Bringing Up Father
- Genre: Radio sitcom
- Running time: 30 minutes
- Country of origin: United States
- Language(s): English
- Syndicates: NBC Blue Network on NBC Radio.
- Starring: Mark Smith, Agnes Moorehead, Neil O'Malley, Helen Shields, Joan Banks, Craig McDonnell.
- Original release: July 1 – September 30, 1941
- Sponsored by: Lever Brothers

= Bringing Up Father (radio) =

1941 American radio sitcom

Bringing Up Father is an American radio situation comedy show based on the comic strip Bringing Up Father by George McManus. It aired from July 1 to September 30, 1941, each Tuesday at 9 p.m. on NBC Radio. Each episode was a half-hour long. The sponsor was Lever Brothers.

==Plot==

Much like the comic strip each episode featured Jiggs' family in domestic hijinks, with Jiggs usually the victim of his wife's anger.

==Cast==
- Jiggs: Mark Smith, Neil O'Malley.
- Maggie: Agnes Moorehead
- Nora: Helen Shields, Joan Banks
- Dinty Moore: Craig McDonnell

==Theme song==

The music was composed by Merle Kendrick.
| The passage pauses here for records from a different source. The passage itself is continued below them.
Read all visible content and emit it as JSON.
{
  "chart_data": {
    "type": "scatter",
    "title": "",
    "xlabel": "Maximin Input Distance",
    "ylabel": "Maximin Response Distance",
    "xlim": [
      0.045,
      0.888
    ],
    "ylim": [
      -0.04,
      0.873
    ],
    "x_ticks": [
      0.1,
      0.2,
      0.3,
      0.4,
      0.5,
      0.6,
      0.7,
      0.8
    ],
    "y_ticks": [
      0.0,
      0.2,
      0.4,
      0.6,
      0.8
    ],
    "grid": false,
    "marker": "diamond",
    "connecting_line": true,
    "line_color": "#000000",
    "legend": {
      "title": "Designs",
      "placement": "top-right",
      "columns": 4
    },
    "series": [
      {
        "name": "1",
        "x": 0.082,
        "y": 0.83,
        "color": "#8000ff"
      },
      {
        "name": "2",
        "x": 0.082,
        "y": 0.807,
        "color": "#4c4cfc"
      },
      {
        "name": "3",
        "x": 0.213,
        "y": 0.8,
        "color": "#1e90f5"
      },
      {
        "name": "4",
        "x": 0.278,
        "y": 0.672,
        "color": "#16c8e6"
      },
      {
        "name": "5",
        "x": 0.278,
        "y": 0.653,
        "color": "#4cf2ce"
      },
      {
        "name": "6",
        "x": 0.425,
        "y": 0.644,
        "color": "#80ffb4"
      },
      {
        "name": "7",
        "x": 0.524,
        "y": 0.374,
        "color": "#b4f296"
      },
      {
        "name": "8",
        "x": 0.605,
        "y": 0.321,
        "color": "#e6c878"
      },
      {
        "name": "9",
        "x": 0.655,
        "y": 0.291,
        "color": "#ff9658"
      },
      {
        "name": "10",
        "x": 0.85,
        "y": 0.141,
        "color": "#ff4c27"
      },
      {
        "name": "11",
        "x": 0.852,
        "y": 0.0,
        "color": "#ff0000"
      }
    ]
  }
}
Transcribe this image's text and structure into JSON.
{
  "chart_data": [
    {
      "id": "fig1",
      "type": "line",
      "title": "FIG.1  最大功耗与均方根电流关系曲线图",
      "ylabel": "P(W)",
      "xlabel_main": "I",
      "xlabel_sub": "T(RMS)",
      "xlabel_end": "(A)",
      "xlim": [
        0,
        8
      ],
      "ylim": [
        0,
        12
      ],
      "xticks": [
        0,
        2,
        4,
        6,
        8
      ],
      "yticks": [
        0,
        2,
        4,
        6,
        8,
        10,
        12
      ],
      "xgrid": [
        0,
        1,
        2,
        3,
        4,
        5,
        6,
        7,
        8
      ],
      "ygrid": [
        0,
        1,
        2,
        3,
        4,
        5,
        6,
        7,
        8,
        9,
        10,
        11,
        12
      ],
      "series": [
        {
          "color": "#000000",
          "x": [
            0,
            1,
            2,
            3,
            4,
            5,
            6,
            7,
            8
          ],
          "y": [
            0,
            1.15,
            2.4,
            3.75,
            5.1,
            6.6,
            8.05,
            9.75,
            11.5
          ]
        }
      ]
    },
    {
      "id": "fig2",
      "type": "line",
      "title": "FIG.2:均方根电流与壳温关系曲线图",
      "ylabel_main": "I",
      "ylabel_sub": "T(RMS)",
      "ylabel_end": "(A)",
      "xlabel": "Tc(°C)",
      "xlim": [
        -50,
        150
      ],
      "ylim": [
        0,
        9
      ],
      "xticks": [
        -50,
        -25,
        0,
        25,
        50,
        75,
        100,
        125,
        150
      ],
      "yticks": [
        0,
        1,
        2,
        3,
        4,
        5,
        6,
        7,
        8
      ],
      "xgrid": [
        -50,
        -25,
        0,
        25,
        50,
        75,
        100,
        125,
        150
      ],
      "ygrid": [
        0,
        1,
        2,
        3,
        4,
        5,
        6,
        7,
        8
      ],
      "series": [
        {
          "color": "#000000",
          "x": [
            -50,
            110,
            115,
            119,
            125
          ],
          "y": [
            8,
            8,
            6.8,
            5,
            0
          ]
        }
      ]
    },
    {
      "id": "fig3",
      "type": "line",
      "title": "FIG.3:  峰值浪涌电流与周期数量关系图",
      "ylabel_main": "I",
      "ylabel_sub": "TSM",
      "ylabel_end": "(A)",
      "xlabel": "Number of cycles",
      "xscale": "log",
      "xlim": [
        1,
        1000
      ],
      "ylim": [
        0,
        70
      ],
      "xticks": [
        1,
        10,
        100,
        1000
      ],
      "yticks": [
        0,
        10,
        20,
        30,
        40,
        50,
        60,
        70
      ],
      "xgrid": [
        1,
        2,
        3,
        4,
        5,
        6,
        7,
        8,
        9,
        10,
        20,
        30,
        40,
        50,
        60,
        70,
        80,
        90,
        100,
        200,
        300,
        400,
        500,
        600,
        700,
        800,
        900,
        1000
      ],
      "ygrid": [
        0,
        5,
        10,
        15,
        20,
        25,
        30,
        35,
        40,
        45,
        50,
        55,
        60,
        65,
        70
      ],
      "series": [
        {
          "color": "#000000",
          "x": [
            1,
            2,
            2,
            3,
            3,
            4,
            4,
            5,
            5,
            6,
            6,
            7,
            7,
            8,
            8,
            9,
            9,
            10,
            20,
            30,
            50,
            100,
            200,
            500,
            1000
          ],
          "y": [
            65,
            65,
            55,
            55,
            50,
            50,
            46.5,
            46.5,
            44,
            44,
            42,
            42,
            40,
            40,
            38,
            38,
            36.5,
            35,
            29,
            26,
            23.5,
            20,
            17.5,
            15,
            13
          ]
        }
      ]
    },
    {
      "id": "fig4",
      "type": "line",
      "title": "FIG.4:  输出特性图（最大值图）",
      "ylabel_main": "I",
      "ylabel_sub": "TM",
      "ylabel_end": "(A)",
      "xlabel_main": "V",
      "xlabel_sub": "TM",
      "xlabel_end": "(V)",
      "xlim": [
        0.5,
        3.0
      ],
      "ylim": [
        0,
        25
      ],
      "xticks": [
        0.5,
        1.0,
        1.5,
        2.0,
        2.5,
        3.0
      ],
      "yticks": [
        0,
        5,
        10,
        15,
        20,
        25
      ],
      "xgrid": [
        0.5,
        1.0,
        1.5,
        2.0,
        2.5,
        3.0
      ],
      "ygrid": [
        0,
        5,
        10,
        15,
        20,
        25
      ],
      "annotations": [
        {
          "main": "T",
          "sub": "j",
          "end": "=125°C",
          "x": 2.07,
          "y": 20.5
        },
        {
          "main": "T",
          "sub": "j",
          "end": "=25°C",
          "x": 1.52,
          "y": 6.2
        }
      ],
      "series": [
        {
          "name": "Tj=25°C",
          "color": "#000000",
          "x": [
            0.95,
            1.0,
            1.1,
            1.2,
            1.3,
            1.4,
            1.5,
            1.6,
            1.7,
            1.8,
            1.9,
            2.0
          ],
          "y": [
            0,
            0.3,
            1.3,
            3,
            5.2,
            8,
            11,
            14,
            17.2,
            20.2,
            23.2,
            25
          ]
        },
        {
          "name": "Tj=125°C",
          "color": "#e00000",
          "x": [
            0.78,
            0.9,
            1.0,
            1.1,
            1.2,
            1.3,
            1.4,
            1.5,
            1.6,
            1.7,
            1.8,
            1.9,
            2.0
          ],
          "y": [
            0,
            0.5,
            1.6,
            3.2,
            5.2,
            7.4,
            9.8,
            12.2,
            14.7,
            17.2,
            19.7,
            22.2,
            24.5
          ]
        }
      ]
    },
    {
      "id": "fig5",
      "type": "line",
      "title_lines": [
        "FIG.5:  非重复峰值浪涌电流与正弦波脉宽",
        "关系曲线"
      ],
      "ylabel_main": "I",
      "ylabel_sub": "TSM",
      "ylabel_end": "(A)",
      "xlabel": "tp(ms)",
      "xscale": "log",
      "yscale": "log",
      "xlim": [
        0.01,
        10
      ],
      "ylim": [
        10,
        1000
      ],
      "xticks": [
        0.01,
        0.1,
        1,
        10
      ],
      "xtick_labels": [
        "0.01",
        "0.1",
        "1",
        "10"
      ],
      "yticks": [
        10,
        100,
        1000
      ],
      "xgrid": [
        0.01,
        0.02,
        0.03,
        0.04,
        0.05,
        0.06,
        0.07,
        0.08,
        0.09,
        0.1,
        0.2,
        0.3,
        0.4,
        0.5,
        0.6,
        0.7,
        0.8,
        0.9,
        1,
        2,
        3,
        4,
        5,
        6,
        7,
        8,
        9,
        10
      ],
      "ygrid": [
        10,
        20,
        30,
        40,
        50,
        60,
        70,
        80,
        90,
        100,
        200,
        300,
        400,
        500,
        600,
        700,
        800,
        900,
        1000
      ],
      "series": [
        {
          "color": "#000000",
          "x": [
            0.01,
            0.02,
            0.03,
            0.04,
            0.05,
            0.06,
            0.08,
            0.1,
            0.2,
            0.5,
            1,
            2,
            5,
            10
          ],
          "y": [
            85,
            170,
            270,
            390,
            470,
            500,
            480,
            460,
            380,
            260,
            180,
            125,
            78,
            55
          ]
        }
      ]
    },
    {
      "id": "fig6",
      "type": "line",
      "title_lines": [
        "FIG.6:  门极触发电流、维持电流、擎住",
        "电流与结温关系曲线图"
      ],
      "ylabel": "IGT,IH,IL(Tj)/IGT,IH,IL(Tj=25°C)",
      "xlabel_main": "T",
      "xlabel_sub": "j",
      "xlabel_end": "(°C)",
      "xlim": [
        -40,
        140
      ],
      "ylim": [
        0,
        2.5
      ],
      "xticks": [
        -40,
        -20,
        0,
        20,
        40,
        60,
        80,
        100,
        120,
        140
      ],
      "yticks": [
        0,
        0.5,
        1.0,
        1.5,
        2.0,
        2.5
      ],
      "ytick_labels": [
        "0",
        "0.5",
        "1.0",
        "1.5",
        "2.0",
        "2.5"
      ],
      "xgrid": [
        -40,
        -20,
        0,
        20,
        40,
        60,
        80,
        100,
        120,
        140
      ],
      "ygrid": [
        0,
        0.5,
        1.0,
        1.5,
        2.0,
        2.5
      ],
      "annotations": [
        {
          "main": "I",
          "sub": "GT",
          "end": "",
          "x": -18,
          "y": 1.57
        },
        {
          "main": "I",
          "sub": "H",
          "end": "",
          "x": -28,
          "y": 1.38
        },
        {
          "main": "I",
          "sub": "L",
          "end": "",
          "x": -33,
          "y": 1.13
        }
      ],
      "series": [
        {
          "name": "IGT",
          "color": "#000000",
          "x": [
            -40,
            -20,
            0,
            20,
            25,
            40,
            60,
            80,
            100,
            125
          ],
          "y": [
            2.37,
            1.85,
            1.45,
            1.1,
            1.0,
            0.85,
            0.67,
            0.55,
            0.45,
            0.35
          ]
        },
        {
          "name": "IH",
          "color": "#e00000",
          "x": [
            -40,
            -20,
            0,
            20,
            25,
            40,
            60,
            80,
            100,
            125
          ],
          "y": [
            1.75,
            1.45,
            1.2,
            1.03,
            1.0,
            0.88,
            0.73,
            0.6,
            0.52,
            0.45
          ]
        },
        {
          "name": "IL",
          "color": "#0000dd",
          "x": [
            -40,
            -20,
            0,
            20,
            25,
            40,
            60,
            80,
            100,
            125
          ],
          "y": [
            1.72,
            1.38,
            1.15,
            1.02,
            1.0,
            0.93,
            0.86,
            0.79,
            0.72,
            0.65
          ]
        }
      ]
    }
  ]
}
Jiggs, stand up and be a man,

Don't let Maggie get under your collar

Jiggs, be a man for once

And stand up and holler

Jiggs, it's time you make your stand

But it's sure not to make us quit singing of "Bringing Up Father"

==Audio example==
Internet Archive: Bringing Up Father

Note: This audio example is actually from the 1931 version of the Bringing Up Father radio show, made under the supervision of the William Morris Agency. The 1931 transcription program of Bringing Up Father was originally broadcast by The Yankee Chain, which consisted of seven New England radio stations operated by the Shepherd Broadcasting Company.